Thank you Two Writing Teachers for creating this supportive community
of teacher-writers!

We just returned from a holiday week in Georgia – visiting my “in-laws,” the family and friends that I gained through marriage. Each day was filled with many wonderful connections with others, sharing meals and conversation. As always, we did lots of driving, meeting loved ones in sundry locations. I enjoyed looking out the car window as we drove about, taking in the sights. I took a few photos. 
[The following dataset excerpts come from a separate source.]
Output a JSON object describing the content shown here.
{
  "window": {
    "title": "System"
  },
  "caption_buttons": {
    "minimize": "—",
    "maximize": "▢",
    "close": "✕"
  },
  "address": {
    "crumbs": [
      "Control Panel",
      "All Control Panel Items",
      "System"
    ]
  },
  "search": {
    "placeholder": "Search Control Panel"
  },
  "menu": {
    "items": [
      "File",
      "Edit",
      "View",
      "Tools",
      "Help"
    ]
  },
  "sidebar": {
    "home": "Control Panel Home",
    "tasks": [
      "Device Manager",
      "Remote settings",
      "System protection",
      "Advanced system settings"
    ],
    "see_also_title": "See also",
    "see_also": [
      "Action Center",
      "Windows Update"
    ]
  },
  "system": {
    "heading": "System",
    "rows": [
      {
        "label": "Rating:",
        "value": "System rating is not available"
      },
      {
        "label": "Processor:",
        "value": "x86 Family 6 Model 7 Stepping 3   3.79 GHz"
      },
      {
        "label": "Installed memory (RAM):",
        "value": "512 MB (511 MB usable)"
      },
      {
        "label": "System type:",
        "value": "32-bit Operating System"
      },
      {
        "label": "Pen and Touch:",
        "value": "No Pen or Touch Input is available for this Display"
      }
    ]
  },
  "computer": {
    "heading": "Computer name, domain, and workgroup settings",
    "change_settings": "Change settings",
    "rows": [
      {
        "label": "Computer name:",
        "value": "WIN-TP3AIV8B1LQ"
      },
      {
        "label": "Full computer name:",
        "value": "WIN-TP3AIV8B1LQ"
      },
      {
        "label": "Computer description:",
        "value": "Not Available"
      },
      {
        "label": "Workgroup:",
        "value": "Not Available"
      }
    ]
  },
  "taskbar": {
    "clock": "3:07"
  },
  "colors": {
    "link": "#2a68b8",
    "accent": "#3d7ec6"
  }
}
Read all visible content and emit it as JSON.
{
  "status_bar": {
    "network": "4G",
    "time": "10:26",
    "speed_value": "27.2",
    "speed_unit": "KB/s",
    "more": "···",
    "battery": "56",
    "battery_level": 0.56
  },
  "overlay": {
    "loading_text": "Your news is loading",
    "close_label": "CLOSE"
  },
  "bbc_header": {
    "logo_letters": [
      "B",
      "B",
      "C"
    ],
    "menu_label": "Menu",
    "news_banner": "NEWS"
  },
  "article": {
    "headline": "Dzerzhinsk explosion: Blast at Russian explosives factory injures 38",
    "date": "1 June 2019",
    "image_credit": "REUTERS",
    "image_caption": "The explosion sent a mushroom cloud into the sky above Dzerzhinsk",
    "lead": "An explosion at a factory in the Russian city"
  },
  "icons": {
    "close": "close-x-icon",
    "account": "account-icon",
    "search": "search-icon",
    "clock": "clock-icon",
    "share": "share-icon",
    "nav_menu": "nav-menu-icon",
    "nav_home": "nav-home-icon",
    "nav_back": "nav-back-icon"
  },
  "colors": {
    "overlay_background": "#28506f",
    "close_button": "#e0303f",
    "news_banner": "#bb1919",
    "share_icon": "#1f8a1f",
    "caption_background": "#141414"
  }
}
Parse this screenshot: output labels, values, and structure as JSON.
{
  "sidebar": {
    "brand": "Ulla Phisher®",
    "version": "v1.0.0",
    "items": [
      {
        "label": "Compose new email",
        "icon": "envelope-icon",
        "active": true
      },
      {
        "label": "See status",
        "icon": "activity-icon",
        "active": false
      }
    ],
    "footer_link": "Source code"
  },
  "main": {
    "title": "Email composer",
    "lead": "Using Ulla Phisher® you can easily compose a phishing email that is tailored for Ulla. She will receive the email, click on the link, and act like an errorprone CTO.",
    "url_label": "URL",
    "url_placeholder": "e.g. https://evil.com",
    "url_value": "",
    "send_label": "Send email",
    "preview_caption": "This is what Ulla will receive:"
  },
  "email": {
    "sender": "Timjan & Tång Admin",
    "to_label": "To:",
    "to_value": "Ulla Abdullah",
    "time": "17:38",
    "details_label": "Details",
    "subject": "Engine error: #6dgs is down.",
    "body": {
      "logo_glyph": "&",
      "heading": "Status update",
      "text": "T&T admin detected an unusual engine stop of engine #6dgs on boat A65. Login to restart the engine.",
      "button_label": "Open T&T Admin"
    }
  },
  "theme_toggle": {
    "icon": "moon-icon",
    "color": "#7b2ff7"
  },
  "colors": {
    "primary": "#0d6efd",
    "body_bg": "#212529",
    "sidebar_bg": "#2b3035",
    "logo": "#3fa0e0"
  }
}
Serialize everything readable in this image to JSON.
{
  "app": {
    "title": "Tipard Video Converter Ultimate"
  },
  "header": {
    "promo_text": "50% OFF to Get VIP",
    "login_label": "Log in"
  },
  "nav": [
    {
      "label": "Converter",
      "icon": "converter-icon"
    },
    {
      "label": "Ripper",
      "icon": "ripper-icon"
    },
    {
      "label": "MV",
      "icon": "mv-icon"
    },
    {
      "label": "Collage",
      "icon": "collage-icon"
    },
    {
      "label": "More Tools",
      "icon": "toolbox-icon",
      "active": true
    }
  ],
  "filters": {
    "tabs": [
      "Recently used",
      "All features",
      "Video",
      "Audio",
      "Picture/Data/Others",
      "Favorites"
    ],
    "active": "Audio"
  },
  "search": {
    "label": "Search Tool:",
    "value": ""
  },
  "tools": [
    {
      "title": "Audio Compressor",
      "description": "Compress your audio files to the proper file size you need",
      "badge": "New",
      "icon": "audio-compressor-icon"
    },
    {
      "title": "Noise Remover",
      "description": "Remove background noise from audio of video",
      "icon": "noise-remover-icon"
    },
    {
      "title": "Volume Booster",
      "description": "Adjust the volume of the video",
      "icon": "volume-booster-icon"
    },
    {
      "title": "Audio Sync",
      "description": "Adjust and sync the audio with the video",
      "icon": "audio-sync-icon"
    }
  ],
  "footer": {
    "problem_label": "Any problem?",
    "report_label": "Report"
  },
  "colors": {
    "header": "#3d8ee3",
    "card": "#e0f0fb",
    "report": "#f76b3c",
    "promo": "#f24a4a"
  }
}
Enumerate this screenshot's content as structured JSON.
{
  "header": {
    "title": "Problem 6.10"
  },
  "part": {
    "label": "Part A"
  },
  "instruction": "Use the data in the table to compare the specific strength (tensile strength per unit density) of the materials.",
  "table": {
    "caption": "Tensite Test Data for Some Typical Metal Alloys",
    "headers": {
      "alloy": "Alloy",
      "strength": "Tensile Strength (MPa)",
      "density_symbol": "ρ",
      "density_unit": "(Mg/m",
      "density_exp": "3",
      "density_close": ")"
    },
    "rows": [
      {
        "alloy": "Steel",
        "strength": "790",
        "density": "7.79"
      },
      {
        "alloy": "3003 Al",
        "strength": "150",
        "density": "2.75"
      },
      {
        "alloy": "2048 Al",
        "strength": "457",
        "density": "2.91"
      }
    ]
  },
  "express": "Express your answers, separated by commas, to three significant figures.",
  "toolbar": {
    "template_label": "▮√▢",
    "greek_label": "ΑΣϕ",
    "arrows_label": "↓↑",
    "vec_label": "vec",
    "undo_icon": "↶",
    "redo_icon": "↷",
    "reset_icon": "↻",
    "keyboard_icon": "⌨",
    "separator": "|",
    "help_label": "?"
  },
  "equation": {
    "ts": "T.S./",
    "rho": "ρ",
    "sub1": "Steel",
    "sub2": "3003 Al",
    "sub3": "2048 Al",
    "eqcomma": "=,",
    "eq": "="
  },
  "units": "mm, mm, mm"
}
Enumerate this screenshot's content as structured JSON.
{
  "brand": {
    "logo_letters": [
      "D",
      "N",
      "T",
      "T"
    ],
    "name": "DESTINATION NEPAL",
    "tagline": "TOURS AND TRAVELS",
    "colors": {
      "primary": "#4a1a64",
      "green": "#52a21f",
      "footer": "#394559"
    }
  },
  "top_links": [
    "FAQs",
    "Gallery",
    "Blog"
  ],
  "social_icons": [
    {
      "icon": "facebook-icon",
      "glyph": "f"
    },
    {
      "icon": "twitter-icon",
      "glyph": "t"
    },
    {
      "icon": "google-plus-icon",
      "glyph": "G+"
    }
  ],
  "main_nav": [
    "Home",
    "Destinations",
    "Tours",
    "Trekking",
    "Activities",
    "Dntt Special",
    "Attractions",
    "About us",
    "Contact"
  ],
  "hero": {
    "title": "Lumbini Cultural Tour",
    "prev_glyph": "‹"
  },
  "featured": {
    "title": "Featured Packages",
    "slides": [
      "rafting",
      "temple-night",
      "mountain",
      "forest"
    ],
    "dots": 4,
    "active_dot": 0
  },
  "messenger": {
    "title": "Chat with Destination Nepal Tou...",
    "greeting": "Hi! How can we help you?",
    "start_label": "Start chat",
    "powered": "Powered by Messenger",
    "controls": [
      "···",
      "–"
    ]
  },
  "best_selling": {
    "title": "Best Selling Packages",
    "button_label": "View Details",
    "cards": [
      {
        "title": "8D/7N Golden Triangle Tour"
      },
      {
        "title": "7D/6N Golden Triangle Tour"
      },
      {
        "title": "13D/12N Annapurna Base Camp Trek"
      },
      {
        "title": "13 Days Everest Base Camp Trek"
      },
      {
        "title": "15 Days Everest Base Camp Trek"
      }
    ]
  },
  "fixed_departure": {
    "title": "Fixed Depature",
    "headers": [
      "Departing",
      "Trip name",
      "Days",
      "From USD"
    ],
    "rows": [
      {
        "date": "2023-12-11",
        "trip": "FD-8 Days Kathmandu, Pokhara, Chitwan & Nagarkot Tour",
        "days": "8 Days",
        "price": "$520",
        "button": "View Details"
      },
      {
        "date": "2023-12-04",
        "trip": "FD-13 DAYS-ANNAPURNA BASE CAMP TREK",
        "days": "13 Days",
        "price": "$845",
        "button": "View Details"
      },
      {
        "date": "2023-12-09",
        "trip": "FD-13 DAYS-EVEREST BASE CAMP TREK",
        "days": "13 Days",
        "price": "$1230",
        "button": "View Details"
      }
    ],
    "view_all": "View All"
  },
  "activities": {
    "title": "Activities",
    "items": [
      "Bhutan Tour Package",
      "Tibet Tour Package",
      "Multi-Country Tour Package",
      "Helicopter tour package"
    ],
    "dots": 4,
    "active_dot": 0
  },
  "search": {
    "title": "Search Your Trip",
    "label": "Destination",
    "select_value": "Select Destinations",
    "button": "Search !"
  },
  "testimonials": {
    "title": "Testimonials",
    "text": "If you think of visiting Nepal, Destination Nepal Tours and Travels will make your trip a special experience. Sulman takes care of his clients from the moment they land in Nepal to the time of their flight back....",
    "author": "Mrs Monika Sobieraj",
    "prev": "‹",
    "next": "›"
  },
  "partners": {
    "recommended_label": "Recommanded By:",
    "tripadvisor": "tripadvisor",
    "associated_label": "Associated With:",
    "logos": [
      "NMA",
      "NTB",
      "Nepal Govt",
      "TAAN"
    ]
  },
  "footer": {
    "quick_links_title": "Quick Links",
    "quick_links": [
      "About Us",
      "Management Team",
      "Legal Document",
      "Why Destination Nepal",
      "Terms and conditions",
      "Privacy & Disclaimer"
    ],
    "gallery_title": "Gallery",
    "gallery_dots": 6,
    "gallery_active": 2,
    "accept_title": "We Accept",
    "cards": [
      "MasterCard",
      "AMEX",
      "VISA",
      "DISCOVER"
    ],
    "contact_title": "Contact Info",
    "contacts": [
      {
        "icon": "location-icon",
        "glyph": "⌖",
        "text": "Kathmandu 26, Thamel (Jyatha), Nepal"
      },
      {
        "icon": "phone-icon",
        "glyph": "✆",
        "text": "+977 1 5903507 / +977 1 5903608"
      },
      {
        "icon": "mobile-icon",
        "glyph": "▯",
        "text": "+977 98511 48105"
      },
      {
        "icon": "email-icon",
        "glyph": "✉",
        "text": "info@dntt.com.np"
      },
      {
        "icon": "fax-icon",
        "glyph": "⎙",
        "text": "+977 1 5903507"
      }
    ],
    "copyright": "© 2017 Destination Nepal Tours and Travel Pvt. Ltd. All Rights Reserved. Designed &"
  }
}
On the long drive home, I reviewed my phone photos and amused myself with tinkering with the lighting, zoom, and other editing tools. I was fascinated by several ‘nature’ snapshots – a pretty sunset, passing clouds, the trees on one of our walks. I’ve included a few here – little moments of awe that I happened to capture, and now I am able to hold onto, longer. 

It was challenging to write while we drove; I am glad I had the camera to help me collect memories. When we got home, I wrote and wrote, trying to record the highs and lows of our adventure. As with those nature photos I took, this is the purpose of my daily writing practice: to hold onto, longer. Writing helps me hold precious moments, whether with loved ones, or in nature, or simply in my imagination. 

I hope to do lots more writing in this new year.

When we pulled into the driveway after our long trip, the shrubs were noisy with happy birds, and so I played with a haiku – 

bevy of chatter
starlings frolic in the bush
welcoming us home

In this new year, I seek again to create poetry and prose that builds on the good things in my life and allows me to hold these close, to be present, and to savor.

Life is fleeting. 
How might I hold it?

Hold onto
Hold up
Hold fast
Hold strong
Holding

My one little word for 2024 is hold.